Ever wonder how your favorite foods stack up against each other in terms of nutrition?
We compared the nutritional contents of
kale
versus
sweet potatoes
(100g each)
below using 2020 USDA and NIH data[1].
For a quick recap of significant nutrients and differences in kale and sweet potatoes:
Kale has 59% less calories than sweet potato - kale has 35 calories per 100 grams and sweet potato has 86 calories.
For macronutrient ratios, kale is much heavier in protein, much lighter in carbs and much heavier in fat compared to sweet potatoes per calorie. Kale has a macronutrient ratio of 28:41:31 and for sweet potatoes, 7:92:1 for protein, carbohydrates and fat from calories.
Macro Ratios from Calories:
Kale | Sweet Potatoes | |
---|---|---|
Protein | 28% | 7% |
Carbohydrates | 41% | 92% |
Fat | 31% | 1% |
Alcohol | ~ | ~ |
Kale has 3.5 times less carbohydrates than sweet potato - kale has 4.4g of total carbs per 100 grams and sweet potato has 20.1g of carbohydrates.
The carbs in kale are made of 81% dietary fiber and 19% sugar, whereas the carbs in sweet potatoes comprise of 64% starch, 21% sugar and 15% dietary fiber.
Both kale and sweet potatoes are high in dietary fiber.
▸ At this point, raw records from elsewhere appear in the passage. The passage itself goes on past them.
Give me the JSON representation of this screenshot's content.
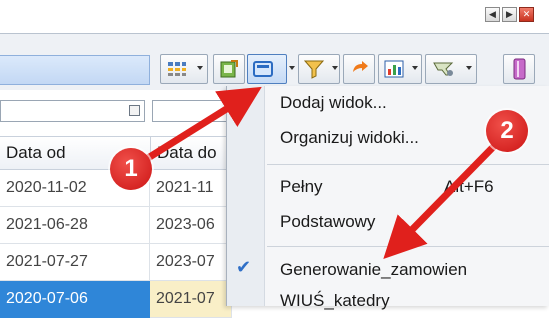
{
  "window_controls": {
    "prev_icon": "arrow-left-icon",
    "next_icon": "arrow-right-icon",
    "close_icon": "close-icon"
  },
  "toolbar": {
    "icons": [
      "columns-icon",
      "export-icon",
      "views-icon",
      "filter-icon",
      "refresh-icon",
      "chart-icon",
      "tools-icon",
      "bookmark-icon"
    ]
  },
  "grid": {
    "columns": [
      "Data od",
      "Data do"
    ],
    "rows": [
      {
        "data_od": "2020-11-02",
        "data_do": "2021-11"
      },
      {
        "data_od": "2021-06-28",
        "data_do": "2023-06"
      },
      {
        "data_od": "2021-07-27",
        "data_do": "2023-07"
      },
      {
        "data_od": "2020-07-06",
        "data_do": "2021-07"
      }
    ]
  },
  "menu": {
    "items": [
      {
        "label": "Dodaj widok..."
      },
      {
        "label": "Organizuj widoki..."
      },
      {
        "label": "Pełny",
        "shortcut": "Alt+F6"
      },
      {
        "label": "Podstawowy"
      },
      {
        "label": "Generowanie_zamowien",
        "checked": true
      },
      {
        "label": "WIUŚ_katedry"
      }
    ]
  },
  "annotations": {
    "badge1": "1",
    "badge2": "2"
  },
  "colors": {
    "annotation_red": "#e0201c",
    "selection_blue": "#2f86d8",
    "check_blue": "#2f6fc7"
  }
}
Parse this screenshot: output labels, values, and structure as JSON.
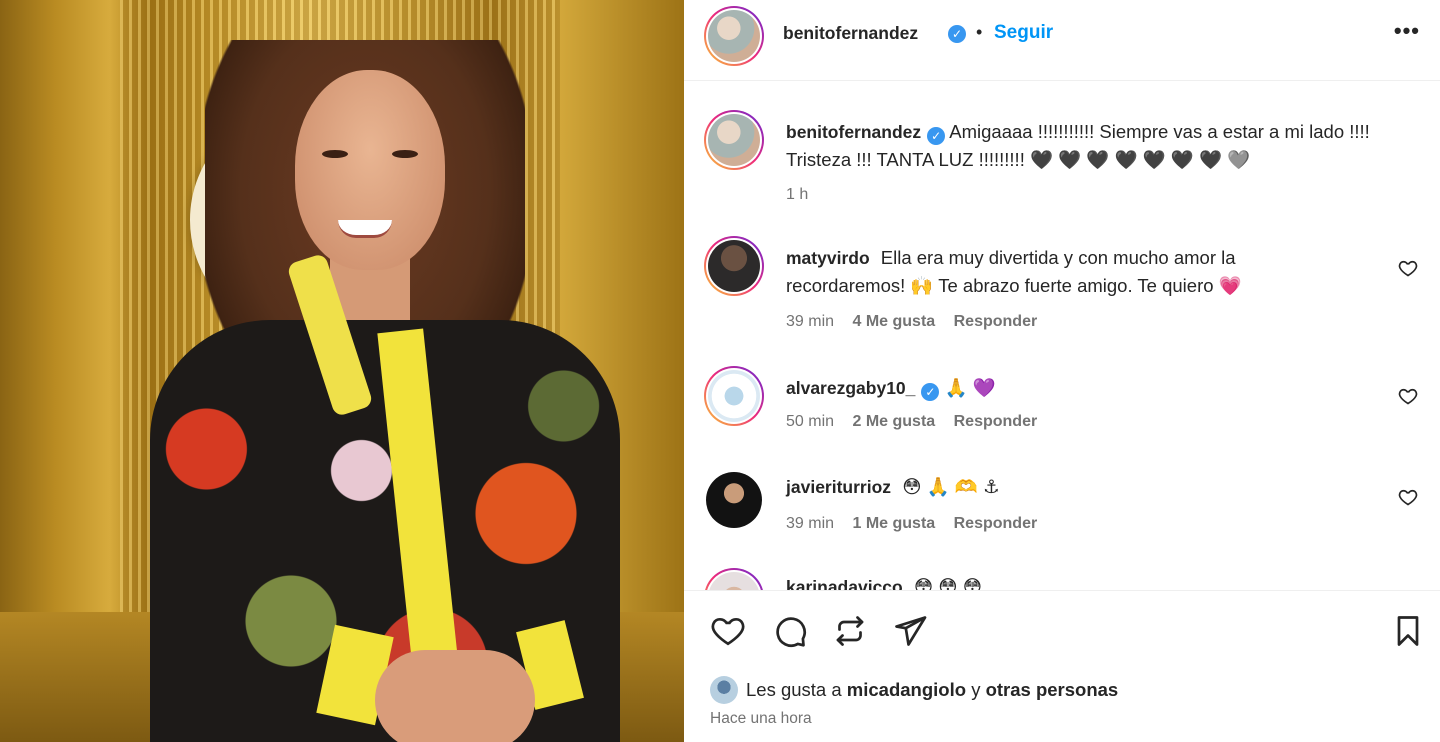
{
  "post": {
    "author": "benitofernandez",
    "follow_label": "Seguir",
    "separator": "•",
    "more_label": "•••"
  },
  "caption": {
    "username": "benitofernandez",
    "text": "Amigaaaa !!!!!!!!!!! Siempre vas a estar a mi lado !!!! Tristeza !!! TANTA LUZ !!!!!!!!! 🖤 🖤 🖤 🖤 🖤 🖤 🖤 🩶",
    "time": "1 h"
  },
  "comments": [
    {
      "username": "matyvirdo",
      "text": "Ella era muy divertida y con mucho amor la recordaremos! 🙌 Te abrazo fuerte amigo. Te quiero 💗",
      "time": "39 min",
      "likes": "4 Me gusta",
      "reply": "Responder",
      "verified": false
    },
    {
      "username": "alvarezgaby10_",
      "text": "🙏 💜",
      "time": "50 min",
      "likes": "2 Me gusta",
      "reply": "Responder",
      "verified": true
    },
    {
      "username": "javieriturrioz",
      "text": "😳 🙏 🫶 ⚓",
      "time": "39 min",
      "likes": "1 Me gusta",
      "reply": "Responder",
      "verified": false
    },
    {
      "username": "karinadavicco",
      "text": "😳 😳 😳",
      "verified": false
    }
  ],
  "actions": {
    "icons": [
      "heart-icon",
      "comment-icon",
      "repost-icon",
      "share-icon",
      "bookmark-icon"
    ]
  },
  "liked_by": {
    "prefix": "Les gusta a",
    "user": "micadangiolo",
    "connector": "y",
    "others": "otras personas"
  },
  "timestamp": "Hace una hora",
  "colors": {
    "link_blue": "#0095f6",
    "verified_blue": "#3897f0",
    "muted": "#737373",
    "text": "#262626"
  }
}
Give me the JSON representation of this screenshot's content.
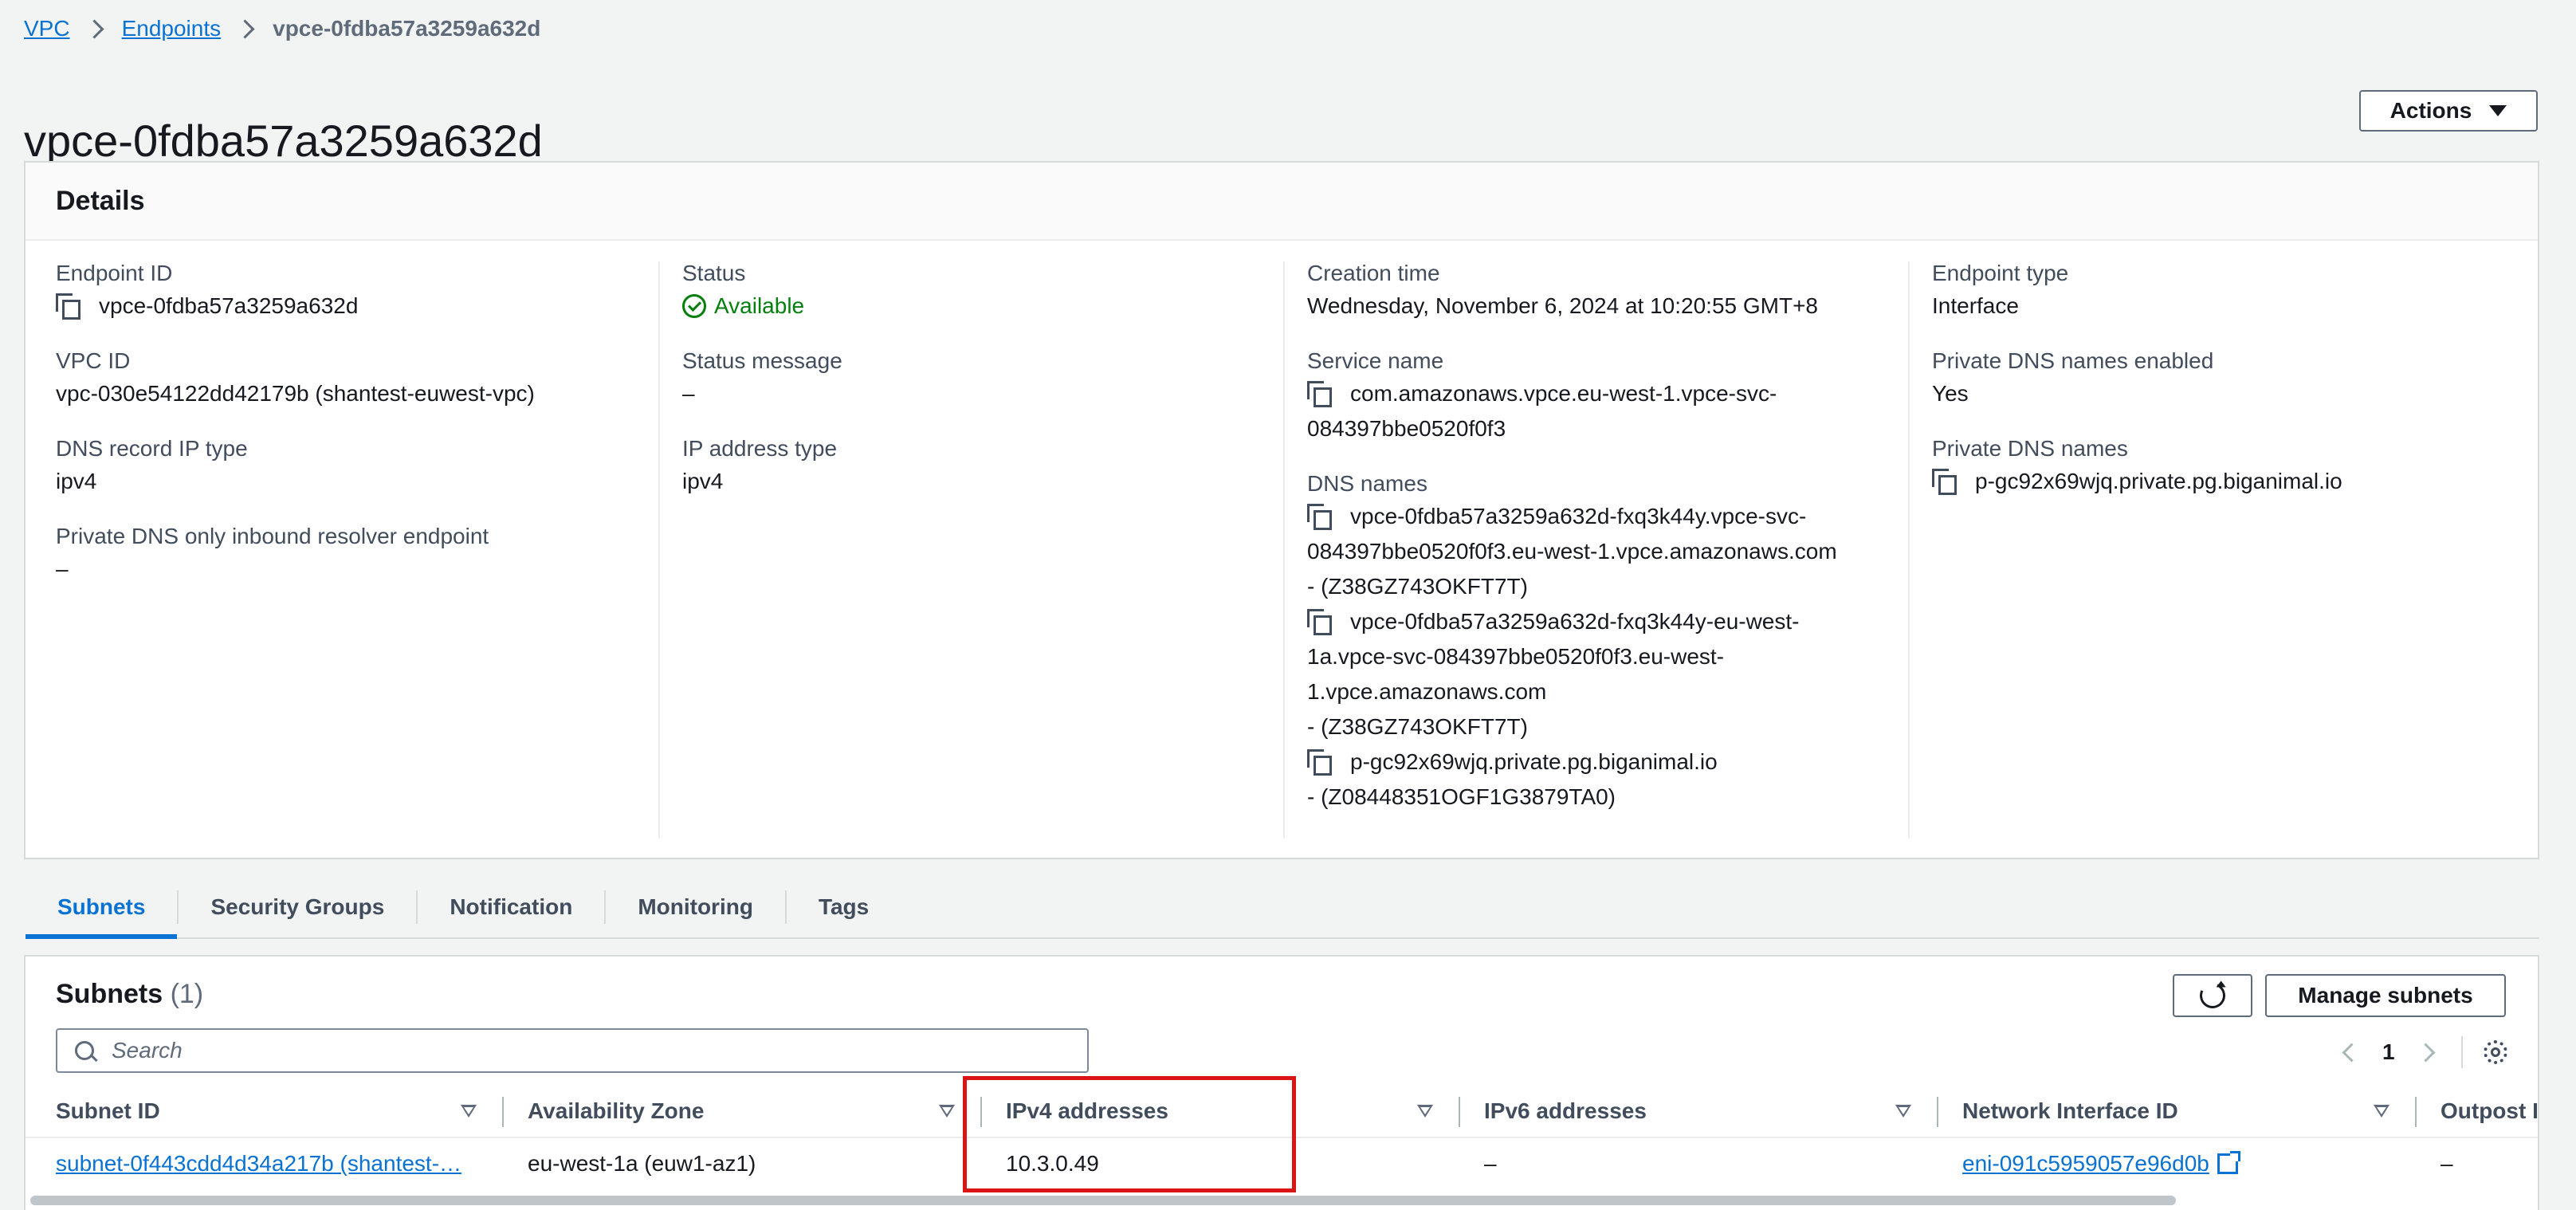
{
  "breadcrumb": {
    "items": [
      "VPC",
      "Endpoints"
    ],
    "current": "vpce-0fdba57a3259a632d"
  },
  "page": {
    "title": "vpce-0fdba57a3259a632d",
    "actions_label": "Actions"
  },
  "details": {
    "title": "Details",
    "endpoint_id_label": "Endpoint ID",
    "endpoint_id": "vpce-0fdba57a3259a632d",
    "vpc_id_label": "VPC ID",
    "vpc_id": "vpc-030e54122dd42179b (shantest-euwest-vpc)",
    "dns_record_ip_type_label": "DNS record IP type",
    "dns_record_ip_type": "ipv4",
    "private_dns_inbound_label": "Private DNS only inbound resolver endpoint",
    "private_dns_inbound": "–",
    "status_label": "Status",
    "status": "Available",
    "status_message_label": "Status message",
    "status_message": "–",
    "ip_address_type_label": "IP address type",
    "ip_address_type": "ipv4",
    "creation_time_label": "Creation time",
    "creation_time": "Wednesday, November 6, 2024 at 10:20:55 GMT+8",
    "service_name_label": "Service name",
    "service_name_l1": "com.amazonaws.vpce.eu-west-1.vpce-svc-",
    "service_name_l2": "084397bbe0520f0f3",
    "dns_names_label": "DNS names",
    "dns1_l1": "vpce-0fdba57a3259a632d-fxq3k44y.vpce-svc-",
    "dns1_l2": "084397bbe0520f0f3.eu-west-1.vpce.amazonaws.com",
    "dns1_l3": "- (Z38GZ743OKFT7T)",
    "dns2_l1": "vpce-0fdba57a3259a632d-fxq3k44y-eu-west-",
    "dns2_l2": "1a.vpce-svc-084397bbe0520f0f3.eu-west-",
    "dns2_l3": "1.vpce.amazonaws.com",
    "dns2_l4": "- (Z38GZ743OKFT7T)",
    "dns3_l1": "p-gc92x69wjq.private.pg.biganimal.io",
    "dns3_l2": "- (Z08448351OGF1G3879TA0)",
    "endpoint_type_label": "Endpoint type",
    "endpoint_type": "Interface",
    "private_dns_enabled_label": "Private DNS names enabled",
    "private_dns_enabled": "Yes",
    "private_dns_names_label": "Private DNS names",
    "private_dns_names": "p-gc92x69wjq.private.pg.biganimal.io"
  },
  "tabs": [
    "Subnets",
    "Security Groups",
    "Notification",
    "Monitoring",
    "Tags"
  ],
  "subnets": {
    "title": "Subnets",
    "count": "(1)",
    "manage_label": "Manage subnets",
    "search_placeholder": "Search",
    "page": "1",
    "columns": [
      "Subnet ID",
      "Availability Zone",
      "IPv4 addresses",
      "IPv6 addresses",
      "Network Interface ID",
      "Outpost I"
    ],
    "rows": [
      {
        "subnet_id": "subnet-0f443cdd4d34a217b (shantest-…",
        "az": "eu-west-1a (euw1-az1)",
        "ipv4": "10.3.0.49",
        "ipv6": "–",
        "eni": "eni-091c5959057e96d0b",
        "outpost": "–"
      }
    ]
  },
  "colors": {
    "link": "#0972d3",
    "success": "#037f0c",
    "highlight": "#d91515"
  }
}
Kale has 37% more dietary fiber than sweet potato - kale has 4.1g of dietary fiber per 100 grams and sweet potato has 3g of dietary fiber.
Kale and sweet potatoes contain similar amounts of sugar - kale has 0.99g of sugar per 100 grams and sweet potato has 4.2g of sugar.
Kale and sweet potatoes contain similar amounts of protein - kale has 2.9g of protein per 100 grams and sweet potato has 1.6g of protein.
Both kale and sweet potatoes are low in saturated fat - kale has 0.18g of saturated fat per 100 grams and sweet potato has 0.02g of saturated fat.
Kale is an excellent source of Vitamin C and it has 37 times more Vitamin C than sweet potato - kale has 93.4mg of Vitamin C per 100 grams and sweet potato has 2.4mg of Vitamin C.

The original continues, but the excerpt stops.